The story begins when Osborne Cox, a CIA analyst played by John Malkovich, quits the agency. However, as someone says later about Washington, DC, “Most of the people in this town who quit are fired.”
Ozzie is told he has a drinking problem, which of course he denies, but he will investigate a suspicious noise in his house with a drink in his hand.
Ozzie tells his wife, Katie, played by Tilda Swinton, that he has been thinking about writing a book, “or a sort of memoir,” and he does. But then a computer disc of his tell-all “memoir” accidentally gets lost at a local Hardbodies gym, and the rest, as they say, is laugh-out-loud comedy.
Chad and his partner in attempted crime, Linda, played by Frances McDormand, believe that the disc contains incriminating secrets that someone should be willing to pay $50,000 for. Linda is also a trainer at the gym, she wants the money for plastic surgery on four areas of her body, and she is actually the “brains” of the outfit.

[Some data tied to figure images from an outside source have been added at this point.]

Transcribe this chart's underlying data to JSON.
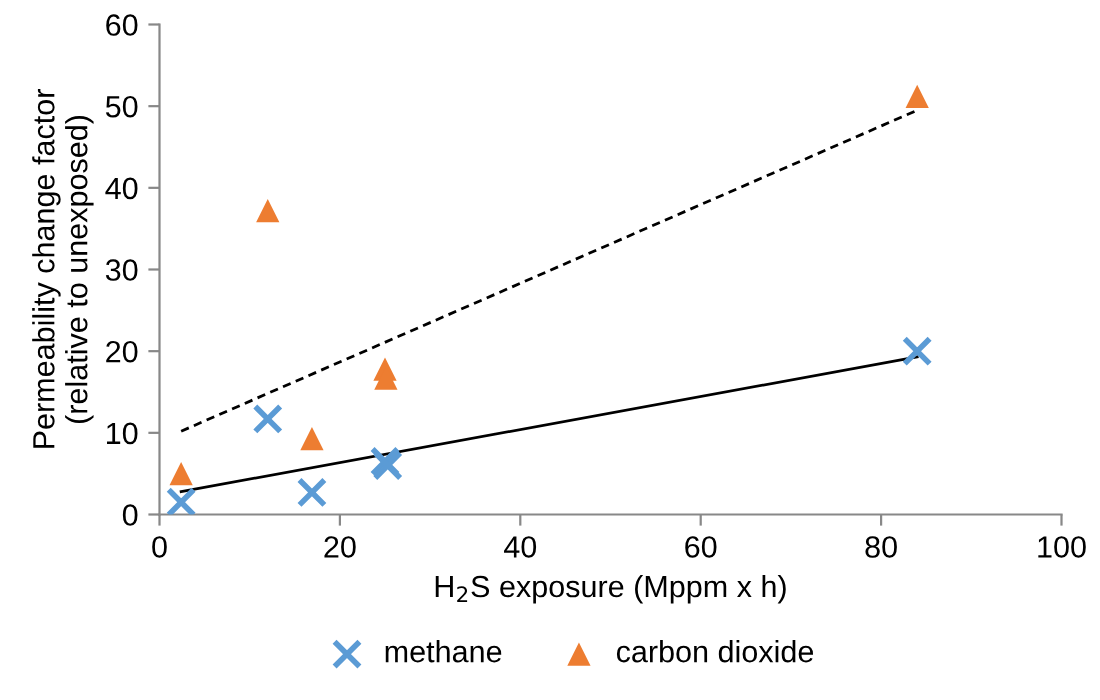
{
  "chart_data": {
    "type": "scatter",
    "xlabel": "H$_{2}$S exposure (Mppm x h)",
    "ylabel": "Permeability change factor\n(relative to unexposed)",
    "xlim": [
      0,
      100
    ],
    "ylim": [
      0,
      60
    ],
    "xticks": [
      0,
      20,
      40,
      60,
      80,
      100
    ],
    "yticks": [
      0,
      10,
      20,
      30,
      40,
      50,
      60
    ],
    "grid": false,
    "legend": "bottom",
    "series": [
      {
        "name": "methane",
        "color": "#5b9bd5",
        "marker": "cross",
        "x": [
          2.4,
          12,
          16.9,
          25,
          25.3,
          84
        ],
        "values": [
          1.5,
          11.7,
          2.7,
          6.5,
          6,
          20
        ]
      },
      {
        "name": "carbon dioxide",
        "color": "#ed7d31",
        "marker": "triangle",
        "x": [
          2.4,
          12,
          16.9,
          25,
          25.1,
          84
        ],
        "values": [
          5,
          37.2,
          9.3,
          17.8,
          16.7,
          51.2
        ]
      },
      {
        "type": "line",
        "color": "#000000",
        "line_style": "solid",
        "x": [
          2.4,
          84
        ],
        "values": [
          2.8,
          19.3
        ]
      },
      {
        "type": "line",
        "color": "#000000",
        "line_style": "dashed",
        "x": [
          2.4,
          84
        ],
        "values": [
          10.2,
          49.5
        ]
      }
    ]
  }
}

Linda tells Chad, “This is our opportunity. You don’t get many of these.”
Meanwhile, George Clooney plays Harry, a federal marshal who gets involved with everybody, but not how you would expect. Although happily married, he is having an affair with Ozzie’s wife, Katie, meets Linda through an Internet dating service, and panics when he believes he has killed a government agent.
In other words, everybody is connected to everybody else, everybody seems to have someone watching them and following them, and everybody is funny in some way.
BURN AFTER READING made me laugh from the opening to the closing logo.
I’m Dan Culberson and this is “Hotshots.”